The play has Shah along with child artiste Rishabh Thakker, son of set designer Mihir Thakker. The setting is a hospital room “which most humans consider the last stage of their existence. Lying on the hospital bed all kinds of thoughts cross one’s mind about the end. I lost my parents in a hospital and last year my mother-in-law. The hospital evokes deep metaphysical thoughts especially for those on their death beds,” adds Shah.

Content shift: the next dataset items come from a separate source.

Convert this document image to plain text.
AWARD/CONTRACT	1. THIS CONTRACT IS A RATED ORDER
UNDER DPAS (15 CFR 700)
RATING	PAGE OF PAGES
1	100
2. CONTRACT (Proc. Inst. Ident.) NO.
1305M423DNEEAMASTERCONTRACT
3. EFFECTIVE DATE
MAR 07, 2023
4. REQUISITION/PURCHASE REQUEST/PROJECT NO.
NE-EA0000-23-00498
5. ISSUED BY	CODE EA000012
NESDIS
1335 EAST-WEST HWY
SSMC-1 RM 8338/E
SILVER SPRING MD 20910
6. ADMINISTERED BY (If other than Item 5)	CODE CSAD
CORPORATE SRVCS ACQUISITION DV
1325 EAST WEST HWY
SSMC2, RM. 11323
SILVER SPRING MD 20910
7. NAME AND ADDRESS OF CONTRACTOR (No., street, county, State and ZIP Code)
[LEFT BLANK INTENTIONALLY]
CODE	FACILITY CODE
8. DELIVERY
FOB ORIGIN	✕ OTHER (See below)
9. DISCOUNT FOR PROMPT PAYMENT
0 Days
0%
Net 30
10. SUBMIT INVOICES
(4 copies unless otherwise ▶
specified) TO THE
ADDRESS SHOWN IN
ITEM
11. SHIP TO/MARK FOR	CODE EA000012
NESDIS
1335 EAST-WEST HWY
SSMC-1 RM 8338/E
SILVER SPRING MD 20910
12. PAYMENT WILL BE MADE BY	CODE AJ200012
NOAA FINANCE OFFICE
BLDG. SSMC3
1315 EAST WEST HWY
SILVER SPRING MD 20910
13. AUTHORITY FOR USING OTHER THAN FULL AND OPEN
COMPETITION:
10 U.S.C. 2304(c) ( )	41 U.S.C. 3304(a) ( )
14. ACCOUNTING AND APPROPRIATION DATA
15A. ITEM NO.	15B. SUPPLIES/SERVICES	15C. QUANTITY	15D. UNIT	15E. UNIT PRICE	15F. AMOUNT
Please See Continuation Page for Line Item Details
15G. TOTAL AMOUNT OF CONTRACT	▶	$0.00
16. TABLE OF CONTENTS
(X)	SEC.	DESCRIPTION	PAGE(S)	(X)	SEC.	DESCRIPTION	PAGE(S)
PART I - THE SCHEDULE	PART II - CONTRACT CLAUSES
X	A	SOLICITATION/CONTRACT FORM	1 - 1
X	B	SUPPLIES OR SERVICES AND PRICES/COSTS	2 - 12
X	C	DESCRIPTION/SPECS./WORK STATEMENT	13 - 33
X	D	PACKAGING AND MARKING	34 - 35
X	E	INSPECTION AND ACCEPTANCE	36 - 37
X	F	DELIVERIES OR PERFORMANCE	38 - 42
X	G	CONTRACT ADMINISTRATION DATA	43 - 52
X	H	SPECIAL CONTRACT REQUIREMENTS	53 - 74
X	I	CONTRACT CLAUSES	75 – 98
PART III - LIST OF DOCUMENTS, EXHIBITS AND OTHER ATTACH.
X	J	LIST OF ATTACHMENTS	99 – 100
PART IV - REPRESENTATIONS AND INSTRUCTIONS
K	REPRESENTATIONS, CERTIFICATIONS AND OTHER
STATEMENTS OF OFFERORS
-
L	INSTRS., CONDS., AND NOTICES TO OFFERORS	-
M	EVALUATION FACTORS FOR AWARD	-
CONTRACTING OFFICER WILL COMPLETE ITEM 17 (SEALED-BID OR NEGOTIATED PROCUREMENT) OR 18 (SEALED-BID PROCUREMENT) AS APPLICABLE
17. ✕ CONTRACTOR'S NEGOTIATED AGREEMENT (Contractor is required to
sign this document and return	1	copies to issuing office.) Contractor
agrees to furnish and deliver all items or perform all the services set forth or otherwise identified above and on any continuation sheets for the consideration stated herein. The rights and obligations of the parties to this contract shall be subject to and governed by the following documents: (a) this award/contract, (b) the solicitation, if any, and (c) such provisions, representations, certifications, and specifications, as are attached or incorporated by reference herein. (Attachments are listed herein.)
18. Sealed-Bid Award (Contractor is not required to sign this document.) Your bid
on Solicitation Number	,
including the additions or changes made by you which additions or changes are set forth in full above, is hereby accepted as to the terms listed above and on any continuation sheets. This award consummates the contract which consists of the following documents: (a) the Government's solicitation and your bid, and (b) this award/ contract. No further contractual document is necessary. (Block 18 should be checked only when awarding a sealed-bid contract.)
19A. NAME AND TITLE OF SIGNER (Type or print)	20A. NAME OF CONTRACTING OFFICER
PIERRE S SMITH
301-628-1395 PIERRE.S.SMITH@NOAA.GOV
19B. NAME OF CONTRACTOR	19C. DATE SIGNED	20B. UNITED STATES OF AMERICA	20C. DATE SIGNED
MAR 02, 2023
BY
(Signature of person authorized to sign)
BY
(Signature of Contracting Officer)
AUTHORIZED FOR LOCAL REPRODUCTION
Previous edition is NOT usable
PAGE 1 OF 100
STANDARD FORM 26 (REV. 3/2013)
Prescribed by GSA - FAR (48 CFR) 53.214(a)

Shah describes his rendition of the The Prophet as constantly evolving. “It throws up questions about dilemmas in one’s life including ‘Who am I?’ eventually it is left to the way you interpret Gibran’s sayings.”

With a running time of over two hours, Shah feels his play and its ending is open to the viewers’ interpretations “even I am still trying to understand Gibran’s ‘ordinariness of the plains of existence’.